S3 List Files Performance

Aaron_Hart · May 17, 2022, 12:37pm

The new file handling nodes are really great for working in complex environments but I am running into a performance issue when recursively listing the contents of an s3 directory when compared to the same operation using the AWS CLI.

For example, if you take 1000 files distributed randomly in say 10 folders, each of which has 2-3 sub folders, I see a 10-100x performance difference between the list files node and the aws cli and the gap gets worse as the directory tree grows.

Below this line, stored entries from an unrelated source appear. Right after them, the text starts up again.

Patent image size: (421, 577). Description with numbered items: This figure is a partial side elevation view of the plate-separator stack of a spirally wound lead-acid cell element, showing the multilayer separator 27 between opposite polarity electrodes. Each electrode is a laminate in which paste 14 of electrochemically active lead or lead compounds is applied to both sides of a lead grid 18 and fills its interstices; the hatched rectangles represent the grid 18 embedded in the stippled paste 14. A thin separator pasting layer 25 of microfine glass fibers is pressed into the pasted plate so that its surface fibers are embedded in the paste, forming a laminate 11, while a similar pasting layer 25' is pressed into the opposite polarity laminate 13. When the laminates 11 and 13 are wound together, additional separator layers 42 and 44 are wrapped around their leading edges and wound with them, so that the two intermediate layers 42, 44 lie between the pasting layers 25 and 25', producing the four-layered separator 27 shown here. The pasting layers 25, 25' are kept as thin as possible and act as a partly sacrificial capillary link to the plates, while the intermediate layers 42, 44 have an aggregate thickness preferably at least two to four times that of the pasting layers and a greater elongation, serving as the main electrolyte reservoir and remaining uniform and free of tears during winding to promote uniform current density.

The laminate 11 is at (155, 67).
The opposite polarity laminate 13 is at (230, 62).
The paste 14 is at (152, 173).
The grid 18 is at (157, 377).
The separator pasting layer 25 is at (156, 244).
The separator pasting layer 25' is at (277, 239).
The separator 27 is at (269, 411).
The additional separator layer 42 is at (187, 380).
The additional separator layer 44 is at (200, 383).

Does anyone have any insights on why this is the case and if anything might be possible to boos the performance of this node?

Thanks!

Aaron

nsas · May 25, 2022, 7:47pm

Hi Aaron,

Just did a measurement from my computer:
time aws s3 ls s3://****** --profile ***** --recursive 2.84s user 0.14s system 39% cpu 7.624 total
time aws s3 ls s3://****** --profile ***** --recursive 2.74s user 0.13s system 39% cpu 7.313 total
time aws s3 ls s3://****** --profile ***** --recursive 2.70s user 0.15s system 38% cpu 7.441 total

Using the List Files/Folders node the average runtime was: 11.323 ms

The bucket I used had 11.174 files and folders, the typical subfolder depth was 3-4.

Is this in line with your experience?

Norbert

Aaron_Hart · June 16, 2022, 7:49am

Thanks for the comparison, that is not at all our experience! Such an operation would never complete with the List Files node in our environment. I wonder what the difference could be?

nsas · June 17, 2022, 8:24am

Hi Aaron,

Maybe a proxy or something that makes the network latency big?
I am attaching the WF I used to measure the runtime:
aaron.knwf (13.0 KB)

system · September 15, 2022, 8:25am

This topic was automatically closed 90 days after the last reply. New replies are no longer allowed.